Arthur and several other Santa Fe Institute researchers are profiled extensively in the book Complexity by M. Mitchell Waldrop.

He is a Fellow of the Econometric Society.

== Work ==
Arthur is noted for his works "studying the impacts of positive feedback or increasing returns in economies, and how these increasing returns magnify small, random occurrences in the market place." These principles are especially significant in technology-specific industries where network effects commonly occur.^{(EL1)}

=== Complexity theory ===
Arthur is one of the early economic researchers in the emerging complexity field. Specifically, his complexity studies focused on the "economics of high technology; how business evolves in an era of high technology; cognition in the economy; and financial markets."

Arthur's comments on the evolution of complexity theory as a different way of seeing and conducting scientific inquiry:

Complexity theory is really a movement of the sciences. Standard sciences tend to see the world as mechanistic. That sort of science puts things under a finer and finer microscope. In biology the investigations go from classifying organisms to functions of organisms, then organs themselves, then cells, and then organelles, right down to protein and enzymes, metabolic pathways, and DNA. This is finer and finer reductionist thinking.

The movement that started complexity looks in the other direction. It’s asking, how do things assemble themselves? How do patterns emerge from these interacting elements? Complexity is looking at interacting elements and asking how they form patterns and how the patterns unfold. It’s important to point out that the patterns may never be finished. They’re open-ended. In standard science this hits some things that most scientists have a negative reaction to. Science doesn’t like perpetual novelty.

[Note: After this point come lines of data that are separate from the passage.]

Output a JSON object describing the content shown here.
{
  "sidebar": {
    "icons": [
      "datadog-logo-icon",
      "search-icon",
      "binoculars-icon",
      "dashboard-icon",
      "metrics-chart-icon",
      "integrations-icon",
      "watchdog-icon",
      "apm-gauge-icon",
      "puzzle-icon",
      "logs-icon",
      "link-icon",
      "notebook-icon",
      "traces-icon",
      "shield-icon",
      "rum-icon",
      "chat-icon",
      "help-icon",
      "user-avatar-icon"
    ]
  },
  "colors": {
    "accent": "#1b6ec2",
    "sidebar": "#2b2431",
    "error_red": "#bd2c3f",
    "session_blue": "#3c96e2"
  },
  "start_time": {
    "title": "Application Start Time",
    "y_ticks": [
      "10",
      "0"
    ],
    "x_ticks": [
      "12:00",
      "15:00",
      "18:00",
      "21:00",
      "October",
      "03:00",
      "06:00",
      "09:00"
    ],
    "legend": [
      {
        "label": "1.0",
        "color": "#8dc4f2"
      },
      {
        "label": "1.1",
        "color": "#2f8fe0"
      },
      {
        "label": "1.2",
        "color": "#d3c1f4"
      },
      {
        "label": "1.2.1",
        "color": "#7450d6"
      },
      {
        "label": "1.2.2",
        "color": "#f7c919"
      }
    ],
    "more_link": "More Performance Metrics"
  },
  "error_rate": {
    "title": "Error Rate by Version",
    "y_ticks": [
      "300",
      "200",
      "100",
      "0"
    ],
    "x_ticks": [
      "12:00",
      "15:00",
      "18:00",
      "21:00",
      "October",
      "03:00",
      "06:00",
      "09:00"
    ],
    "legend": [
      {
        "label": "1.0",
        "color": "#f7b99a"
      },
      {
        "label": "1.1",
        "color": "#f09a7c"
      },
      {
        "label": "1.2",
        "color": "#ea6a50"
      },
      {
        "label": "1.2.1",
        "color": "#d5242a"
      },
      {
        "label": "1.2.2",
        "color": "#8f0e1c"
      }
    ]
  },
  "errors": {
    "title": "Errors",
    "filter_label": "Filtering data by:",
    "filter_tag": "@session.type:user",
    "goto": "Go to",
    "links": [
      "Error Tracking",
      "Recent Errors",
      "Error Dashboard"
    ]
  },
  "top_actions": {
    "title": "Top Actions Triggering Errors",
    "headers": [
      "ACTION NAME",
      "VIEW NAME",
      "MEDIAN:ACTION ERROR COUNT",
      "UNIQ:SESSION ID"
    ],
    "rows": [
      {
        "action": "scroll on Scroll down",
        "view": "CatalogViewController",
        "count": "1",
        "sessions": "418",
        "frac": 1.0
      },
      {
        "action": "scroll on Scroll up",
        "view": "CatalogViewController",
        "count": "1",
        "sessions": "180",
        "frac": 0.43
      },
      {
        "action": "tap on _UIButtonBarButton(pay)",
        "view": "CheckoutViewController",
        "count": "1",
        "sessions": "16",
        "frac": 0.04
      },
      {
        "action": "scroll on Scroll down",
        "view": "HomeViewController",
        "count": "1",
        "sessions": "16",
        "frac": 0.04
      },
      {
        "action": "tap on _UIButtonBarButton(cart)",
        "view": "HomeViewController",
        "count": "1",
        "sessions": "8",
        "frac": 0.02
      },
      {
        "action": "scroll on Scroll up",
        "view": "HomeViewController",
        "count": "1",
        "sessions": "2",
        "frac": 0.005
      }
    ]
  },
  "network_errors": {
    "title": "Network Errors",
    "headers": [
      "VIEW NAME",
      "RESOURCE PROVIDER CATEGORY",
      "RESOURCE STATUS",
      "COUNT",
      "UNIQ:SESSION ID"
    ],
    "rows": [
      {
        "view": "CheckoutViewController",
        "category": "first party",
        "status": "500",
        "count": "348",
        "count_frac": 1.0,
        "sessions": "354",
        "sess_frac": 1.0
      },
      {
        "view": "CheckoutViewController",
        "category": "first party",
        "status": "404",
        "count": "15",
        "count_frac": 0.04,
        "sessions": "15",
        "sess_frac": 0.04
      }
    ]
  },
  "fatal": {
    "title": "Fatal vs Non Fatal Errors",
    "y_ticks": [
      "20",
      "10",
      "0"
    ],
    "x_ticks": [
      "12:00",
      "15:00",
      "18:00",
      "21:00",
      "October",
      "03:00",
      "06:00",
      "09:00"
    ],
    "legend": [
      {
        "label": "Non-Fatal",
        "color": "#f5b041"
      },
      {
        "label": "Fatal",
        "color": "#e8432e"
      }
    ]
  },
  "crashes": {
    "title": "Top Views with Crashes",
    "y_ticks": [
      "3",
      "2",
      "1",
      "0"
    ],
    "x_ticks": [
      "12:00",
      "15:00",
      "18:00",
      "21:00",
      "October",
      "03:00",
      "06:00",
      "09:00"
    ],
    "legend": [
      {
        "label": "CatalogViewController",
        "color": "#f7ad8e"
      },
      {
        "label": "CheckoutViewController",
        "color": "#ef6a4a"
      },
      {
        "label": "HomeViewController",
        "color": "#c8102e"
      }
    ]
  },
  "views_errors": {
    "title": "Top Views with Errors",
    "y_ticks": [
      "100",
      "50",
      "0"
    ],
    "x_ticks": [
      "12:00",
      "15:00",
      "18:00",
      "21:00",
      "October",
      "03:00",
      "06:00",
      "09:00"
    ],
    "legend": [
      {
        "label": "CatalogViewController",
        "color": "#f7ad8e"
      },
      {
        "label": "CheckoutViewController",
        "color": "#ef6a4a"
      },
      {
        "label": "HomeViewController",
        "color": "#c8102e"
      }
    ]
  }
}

=== How technology evolves ===
Arthur's book, The Nature of Technology: What it Is and How it Evolves, explores his belief that technology undergoes its own evolution, similar to Darwin's theory of evolution in Biology. Arthur's claim is that technology evolves out of earlier existing forms. He goes on to say that economies are not merely a container for these innovations, but rather economies arise as a result of new technological developments.

==See also==
- Social software (social procedure)
- Inductive reasoning

== Publications ==
W. Brian Arthur has published several books, papers, articles and more. A selection:
- 1994. Increasing Returns and Path Dependence in the Economy. University of Michigan Press, Ann Arbor.
- 1996: Increasing returns and the new world of business. Harvard Business Review.
- 1997. The Economy as an Evolving Complex System II, edited with Steven Durlauf and David Lane, Addison-Wesley, Reading, MA, Series in the Sciences of Complexity.
- 2009. The Nature of Technology: What it is and How it Evolves. The Free Press and Penguin Books.
- 2021, "Foundations of Complexity Economics", overview article in Nature.